I like adventure. I find that I am able to think most clearly when I am in the middle of a city I don’t know, in a country that is foreign to me, surrounded by people I have never met. Today I found myself standing on the corner of a busy intersection in downtown Seoul having just told my friends to drop me off because the kids were getting fussy and my friends needed to take them home for a nap. So there I was, umbrella in hand and Birkenstocks already soggy, ready for an adventure (it always seems to be raining when I have my best adventures).
I found a giant leaf and it made me happy.
When I have no plans and no ideas in mind, I usually find the most interesting things- it must have something to do with minimal expectations. I started walking in the opposite direction of the way I knew took me back to where I am staying. I passed a corner restaurant that made dumplings, and I made a mental note to return because it smelled amazing. I kept walking and when it felt right (I always adventure on the basis of impulse) I took a left hand turn down a side-street, made note of my surroundings, and continued on my way. I walked in the front door of teapot shop filled floor to ceiling with teapots of every make and color, and I walked out the side door onto another side street. When I looked right out of the shop I was surprised to find there was an outdoor market, exactly like what I had been wanting to visit while in Korea! Colorful umbrellas sheltered the vendors from the rainy day. Little old Korean men selling socks, fruit, and other things lined the small street, chattering and looking up with curious eyes. We bowed to each other as I walked past.

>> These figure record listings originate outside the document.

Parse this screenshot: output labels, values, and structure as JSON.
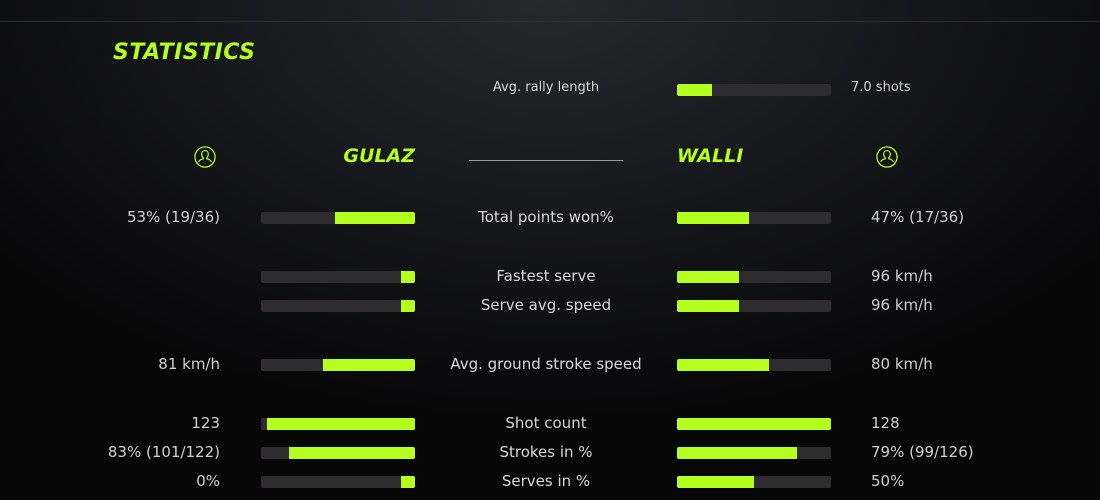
{
  "title": "STATISTICS",
  "accent_color": "#b4ff1e",
  "players": {
    "left": {
      "name": "GULAZ",
      "icon": "user-circle-icon"
    },
    "right": {
      "name": "WALLI",
      "icon": "user-circle-icon"
    }
  },
  "rally": {
    "label": "Avg. rally length",
    "value": "7.0 shots",
    "fraction": 0.23
  },
  "stats": [
    {
      "label": "Total points won%",
      "left": "53% (19/36)",
      "right": "47% (17/36)",
      "left_fraction": 0.52,
      "right_fraction": 0.47
    },
    {
      "label": "Fastest serve",
      "left": "",
      "right": "96 km/h",
      "left_fraction": 0.09,
      "right_fraction": 0.4
    },
    {
      "label": "Serve avg. speed",
      "left": "",
      "right": "96 km/h",
      "left_fraction": 0.09,
      "right_fraction": 0.4
    },
    {
      "label": "Avg. ground stroke speed",
      "left": "81 km/h",
      "right": "80 km/h",
      "left_fraction": 0.6,
      "right_fraction": 0.6
    },
    {
      "label": "Shot count",
      "left": "123",
      "right": "128",
      "left_fraction": 0.96,
      "right_fraction": 1.0
    },
    {
      "label": "Strokes in %",
      "left": "83% (101/122)",
      "right": "79% (99/126)",
      "left_fraction": 0.82,
      "right_fraction": 0.78
    },
    {
      "label": "Serves in %",
      "left": "0%",
      "right": "50%",
      "left_fraction": 0.09,
      "right_fraction": 0.5
    }
  ]
}
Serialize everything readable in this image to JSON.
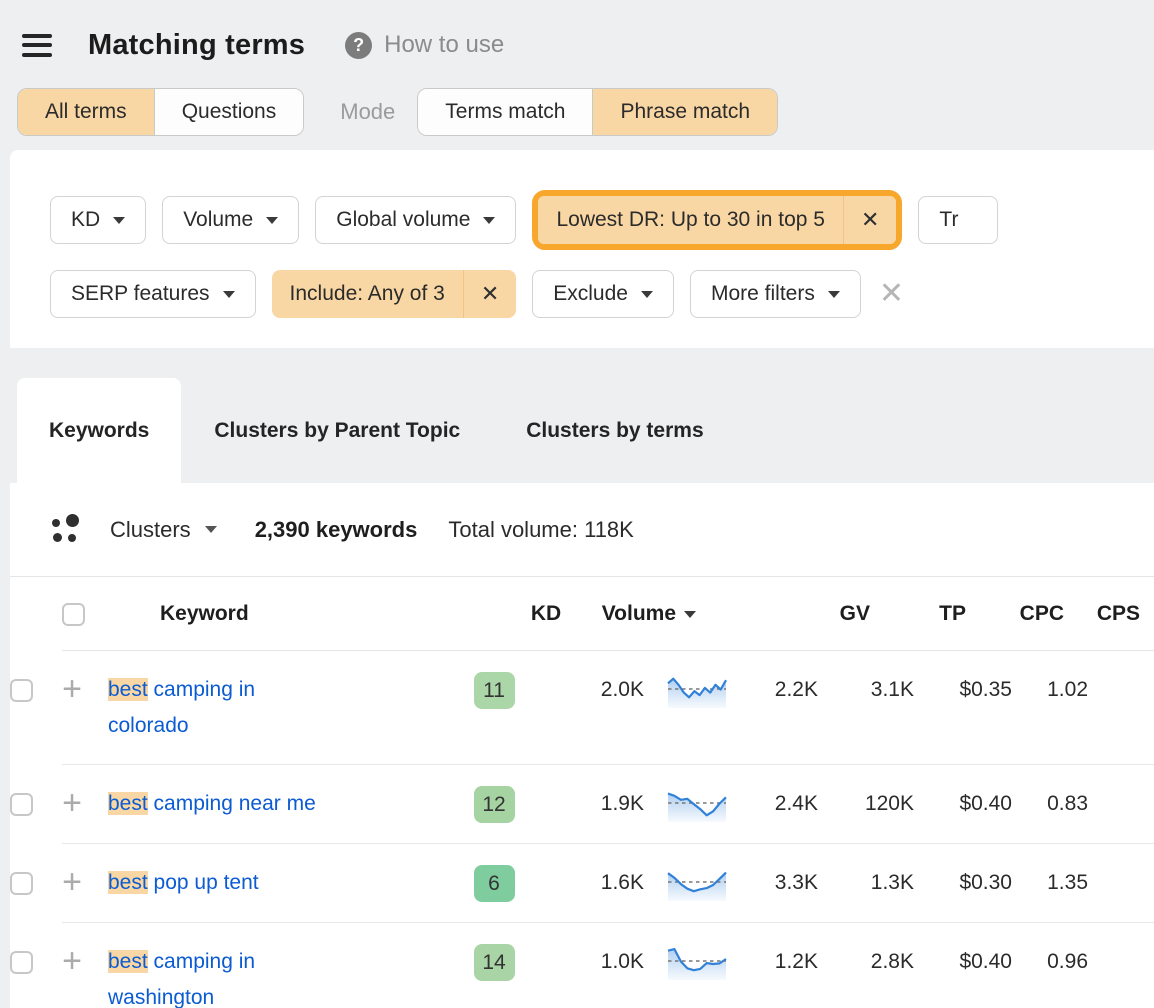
{
  "colors": {
    "accent_peach": "#f9d7a4",
    "highlight_ring": "#f6a72c",
    "link_blue": "#0b5bd3",
    "trend_blue": "#3181d8",
    "badge_green_light": "#abd6a8",
    "badge_green_strong": "#7fcc9e"
  },
  "header": {
    "title": "Matching terms",
    "help_icon": "?",
    "help_label": "How to use"
  },
  "toggles": {
    "scope": [
      {
        "label": "All terms",
        "selected": true
      },
      {
        "label": "Questions",
        "selected": false
      }
    ],
    "mode_label": "Mode",
    "mode": [
      {
        "label": "Terms match",
        "selected": false
      },
      {
        "label": "Phrase match",
        "selected": true
      }
    ]
  },
  "filters": {
    "kd": "KD",
    "volume": "Volume",
    "global_volume": "Global volume",
    "lowest_dr": "Lowest DR: Up to 30 in top 5",
    "truncated_btn": "Tr",
    "serp_features": "SERP features",
    "include": "Include: Any of 3",
    "exclude": "Exclude",
    "more_filters": "More filters",
    "remove_icon": "✕",
    "clear_all_icon": "✕"
  },
  "tabs": [
    {
      "label": "Keywords",
      "active": true
    },
    {
      "label": "Clusters by Parent Topic",
      "active": false
    },
    {
      "label": "Clusters by terms",
      "active": false
    }
  ],
  "toolbar": {
    "clusters_label": "Clusters",
    "keywords_count": "2,390 keywords",
    "total_volume": "Total volume: 118K"
  },
  "table": {
    "columns": {
      "keyword": "Keyword",
      "kd": "KD",
      "volume": "Volume",
      "gv": "GV",
      "tp": "TP",
      "cpc": "CPC",
      "cps": "CPS"
    },
    "sorted_by": "Volume",
    "rows": [
      {
        "kw_hl": "best",
        "kw_rest": " camping in colorado",
        "kd": "11",
        "kd_color": "#abd6a8",
        "volume": "2.0K",
        "gv": "2.2K",
        "tp": "3.1K",
        "cpc": "$0.35",
        "cps": "1.02",
        "trend": [
          30,
          15,
          35,
          60,
          75,
          55,
          68,
          45,
          60,
          35,
          50,
          20
        ]
      },
      {
        "kw_hl": "best",
        "kw_rest": " camping near me",
        "kd": "12",
        "kd_color": "#a5d3a2",
        "volume": "1.9K",
        "gv": "2.4K",
        "tp": "120K",
        "cpc": "$0.40",
        "cps": "0.83",
        "trend": [
          18,
          25,
          38,
          35,
          52,
          68,
          88,
          75,
          50,
          30
        ]
      },
      {
        "kw_hl": "best",
        "kw_rest": " pop up tent",
        "kd": "6",
        "kd_color": "#7fcc9e",
        "volume": "1.6K",
        "gv": "3.3K",
        "tp": "1.3K",
        "cpc": "$0.30",
        "cps": "1.35",
        "trend": [
          20,
          35,
          55,
          70,
          78,
          72,
          68,
          58,
          38,
          18
        ]
      },
      {
        "kw_hl": "best",
        "kw_rest": " camping in washington",
        "kd": "14",
        "kd_color": "#a9d5a6",
        "volume": "1.0K",
        "gv": "1.2K",
        "tp": "2.8K",
        "cpc": "$0.40",
        "cps": "0.96",
        "trend": [
          15,
          10,
          50,
          72,
          78,
          74,
          55,
          58,
          56,
          42
        ]
      }
    ]
  }
}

I bought a few Korean pears, which are my favorite. If you haven’t tried one, it’s like a pear and an apple combined in a juicy explosion of perfection. I continued through the nuts, the spices, the meat, and the fish- ohhh the fish. Dead fish, live fish, flat fish, long fish, puffy fish, shellfish, every single kind of fish. While they were amusing, their smells were not. I still stayed over the amount of time I probably should have for the odor-removing power of my homemade laundry detergent back home.

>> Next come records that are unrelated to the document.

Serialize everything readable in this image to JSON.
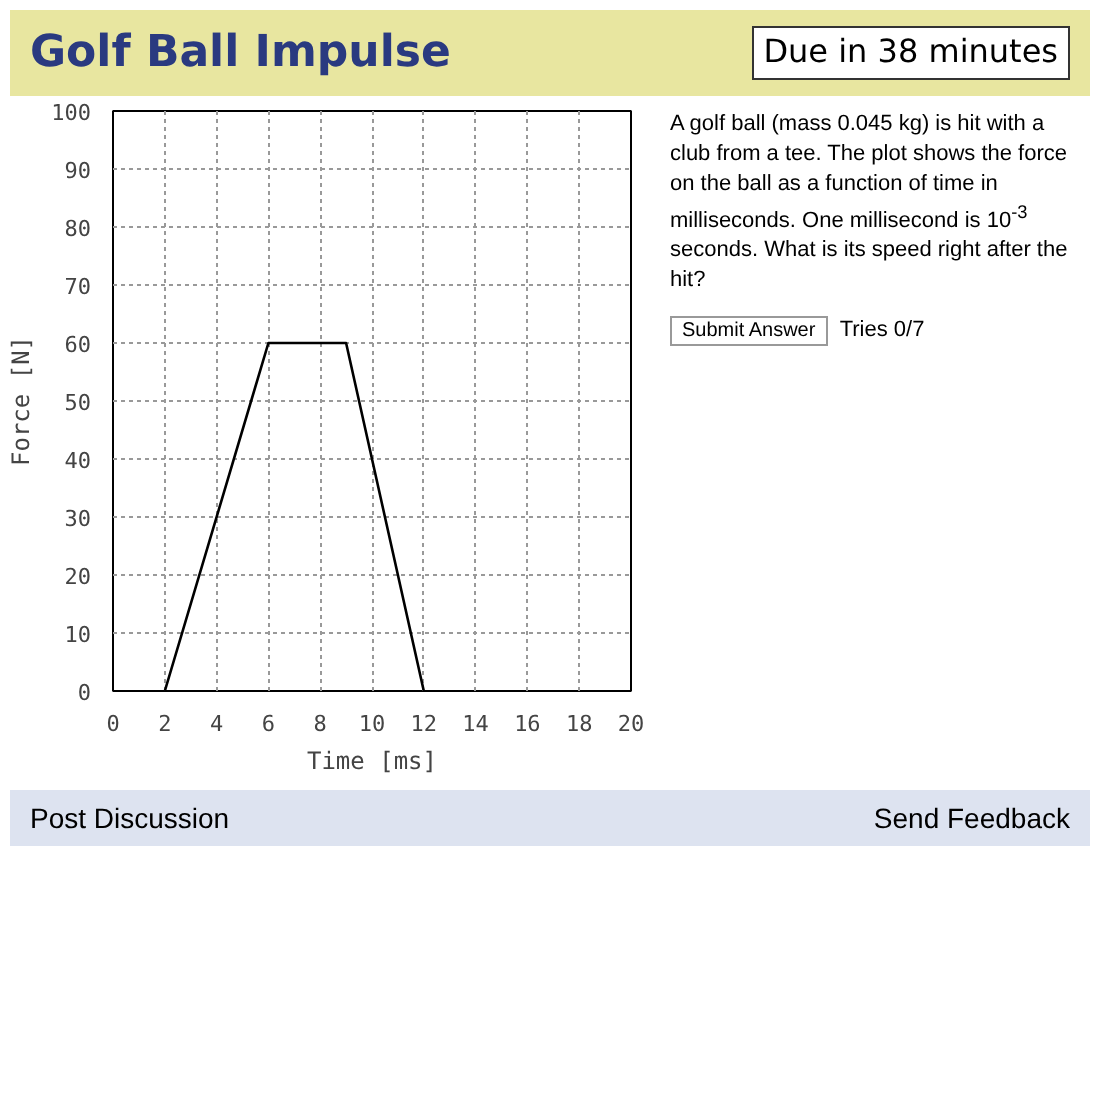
{
  "chart_data": {
    "type": "line",
    "title": "Golf Ball Impulse",
    "xlabel": "Time [ms]",
    "ylabel": "Force [N]",
    "x": [
      2,
      6,
      9,
      12
    ],
    "values": [
      0,
      60,
      60,
      0
    ],
    "color": "#000000",
    "xlim": [
      0,
      20
    ],
    "xticks": [
      0,
      2,
      4,
      6,
      8,
      10,
      12,
      14,
      16,
      18,
      20
    ],
    "ylim": [
      0,
      100
    ],
    "yticks": [
      0,
      10,
      20,
      30,
      40,
      50,
      60,
      70,
      80,
      90,
      100
    ],
    "grid": true,
    "line_style": "solid",
    "annotations": [
      "Due in 38 minutes",
      "A golf ball (mass 0.045 kg) is hit with a club from a tee. The plot shows the force on the ball as a function of time in milliseconds. One millisecond is 10$^{-3}$ seconds. What is its speed right after the hit?",
      "Submit Answer",
      "Tries 0/7",
      "Post Discussion",
      "Send Feedback"
    ]
  }
}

Big fish, small fish, long fish, thin fish, live fish, dead fish. All super smelly fish.
When I had my fill of the market I walked out and found a corner restaurant with Gimbap, the Korean version of Sushi. Of course I had to purchase when I learned it was only 1,200 Korean Won (Roughly $1). They rolled it up in tin-foil and I ate it while walking… fast food, anyone?? At this point I was soaking wet but most certainly content, so I half-hardheartedly decided to find my way home.
Colorful Korean Gimbap in Fast Food Form
Just as soon as I started walking I got distracted again at the possibility of more adventure. I spotted a restaurant where everyone had to take their shoes off at the door. I had just eaten and half of my mind was telling me that I could eat at a similar restaurant later this week, but that would have totally violated my theory of, “If not now, when?”… so I went in.
Oh, those soggy Birks
I was led over to a table and sat on my mat on the floor. I quickly discovered that no one spoke English there, but after a quick game of charades involving myself, the waitress and the two young Korean women at the table next to me, I placed my order. While I waited I checked out the rest of the room and noticed the diversity in ages of everyone sitting in the small restaurant. There was a young couple in the corner with their eyes glued to their smart phones (that’s not just a US American thing) and a group of little old women chatting and laughing at the table opposite of me. In the corner of the restaurant a 20-something guy sat by himself reading a book on his phone, and of course there were my silly “friends” at the table next to me who left shortly after that, smiling to me as they left the room.
The Kimchi kept me company
My food came quickly, but not before the manager came over and adjusted the fan so it was directly on me (I must have looked tired and lost). They unloaded seven different bowls of Kimchi, a traditional food of pickled vegetables, and my bowl of noodles. They must have cooked the soup right in that little black bowl because it came out to me still bubbling. The soup was incredible, just the right amount of flavor, salt, heat and substance. I struggled with the noodles in the bowl, they were a clear rice noodle that were very slippery. Once again, I accidentally dropped my metal chopsticks on the table, making a lot of noise in the quiet restaurant, but I had already made “eye-contact friends” with everyone in the room so they just smiled and giggled with me. I scraped the bowl to the very bottom.
Amazing charades food!
When I finished my food I got up, said “Homsomnidad (thank you)” to the waitress and manager, bowed very low (a sign of respect, especially in the presence of elders) and told them in English how much I loved the food- I think they still got the point. I found my soggy Birkenstocks and set out onto the brick streets, under the dipping trees, looking for the next part of my adventure.